= Nena Goodman =

Nena Manach Goodman (1910 - March 19, 1998) was an artist, arts' patron, and philanthropist. She specialized in the painting of oil miniatures. Goodman's husband, Andrew Goodman, was the owner and chairman of New York department store Bergdorf Goodman. Nena managed Nena's Choice Gallery located on the fourth floor of the store of the store.

== Biography ==
Nena Goodman was born Nena Manach in Tembleque, Spain and raised in Cuba. Her brother was Jorge Manach y Robato, an attorney and activist exiled from Cuba to Puerto Rico for opposing Fidel Castro in the 1960s. She met her husband, Andrew, in 1935.
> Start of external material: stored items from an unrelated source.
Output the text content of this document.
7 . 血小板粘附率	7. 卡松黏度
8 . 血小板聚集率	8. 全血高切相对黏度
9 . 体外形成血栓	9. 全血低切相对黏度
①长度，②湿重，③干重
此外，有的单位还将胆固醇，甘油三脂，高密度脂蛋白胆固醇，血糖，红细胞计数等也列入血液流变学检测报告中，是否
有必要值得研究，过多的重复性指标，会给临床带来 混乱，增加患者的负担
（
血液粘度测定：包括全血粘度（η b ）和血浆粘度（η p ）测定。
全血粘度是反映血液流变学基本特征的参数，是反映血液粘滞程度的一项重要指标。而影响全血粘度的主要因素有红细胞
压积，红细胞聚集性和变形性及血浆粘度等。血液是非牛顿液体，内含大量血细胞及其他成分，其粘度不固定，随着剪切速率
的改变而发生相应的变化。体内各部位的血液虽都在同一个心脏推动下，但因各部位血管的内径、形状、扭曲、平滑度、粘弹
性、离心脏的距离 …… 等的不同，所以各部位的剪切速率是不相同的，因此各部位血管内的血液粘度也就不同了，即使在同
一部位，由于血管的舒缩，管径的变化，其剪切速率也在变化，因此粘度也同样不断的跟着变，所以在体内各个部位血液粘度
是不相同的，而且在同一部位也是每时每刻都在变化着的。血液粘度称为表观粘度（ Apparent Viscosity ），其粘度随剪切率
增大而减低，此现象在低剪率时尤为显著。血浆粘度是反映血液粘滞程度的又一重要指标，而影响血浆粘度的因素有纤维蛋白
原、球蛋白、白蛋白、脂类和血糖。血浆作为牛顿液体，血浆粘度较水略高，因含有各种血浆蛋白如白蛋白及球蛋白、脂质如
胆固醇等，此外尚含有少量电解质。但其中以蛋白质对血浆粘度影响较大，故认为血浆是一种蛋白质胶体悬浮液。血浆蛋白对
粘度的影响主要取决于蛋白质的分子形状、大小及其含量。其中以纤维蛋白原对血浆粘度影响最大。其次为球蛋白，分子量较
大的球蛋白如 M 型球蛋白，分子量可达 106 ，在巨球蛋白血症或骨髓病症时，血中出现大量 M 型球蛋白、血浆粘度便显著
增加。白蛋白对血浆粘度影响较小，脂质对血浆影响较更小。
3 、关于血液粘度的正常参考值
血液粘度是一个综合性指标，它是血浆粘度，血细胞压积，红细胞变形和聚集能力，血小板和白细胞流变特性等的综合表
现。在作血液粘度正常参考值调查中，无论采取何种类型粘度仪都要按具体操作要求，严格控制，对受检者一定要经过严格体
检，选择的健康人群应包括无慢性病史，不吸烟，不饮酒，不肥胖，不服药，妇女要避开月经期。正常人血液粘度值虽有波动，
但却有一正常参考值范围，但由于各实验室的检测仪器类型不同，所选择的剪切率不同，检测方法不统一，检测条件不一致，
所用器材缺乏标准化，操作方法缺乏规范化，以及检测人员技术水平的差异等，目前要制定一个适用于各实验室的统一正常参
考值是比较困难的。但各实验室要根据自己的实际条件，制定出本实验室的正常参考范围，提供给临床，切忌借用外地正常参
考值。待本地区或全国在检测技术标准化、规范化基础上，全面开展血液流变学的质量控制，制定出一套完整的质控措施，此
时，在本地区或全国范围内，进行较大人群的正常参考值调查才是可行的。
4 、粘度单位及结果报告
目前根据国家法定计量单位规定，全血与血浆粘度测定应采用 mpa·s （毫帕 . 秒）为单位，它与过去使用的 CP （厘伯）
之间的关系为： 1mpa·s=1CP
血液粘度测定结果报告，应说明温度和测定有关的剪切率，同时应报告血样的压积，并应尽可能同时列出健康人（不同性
Goodman was an artist who specialized in the painting of oil miniatures of flowers and buildings. Her paintings often measured one inch by one inch.

Nena managed Nena's Choice Gallery, a space within Bergdorf Goodman where she exhibited the work of young artists. Her husband was the owner and chairman of the store having taken over from his father, Edwin, the store's founder.

Nena, her husband, and their children maintained a home in Rye, New York, and a penthouse apartment located on the top floor of Bergdorf Goodman.

Goodman died March 19, 1998, at the age of 88.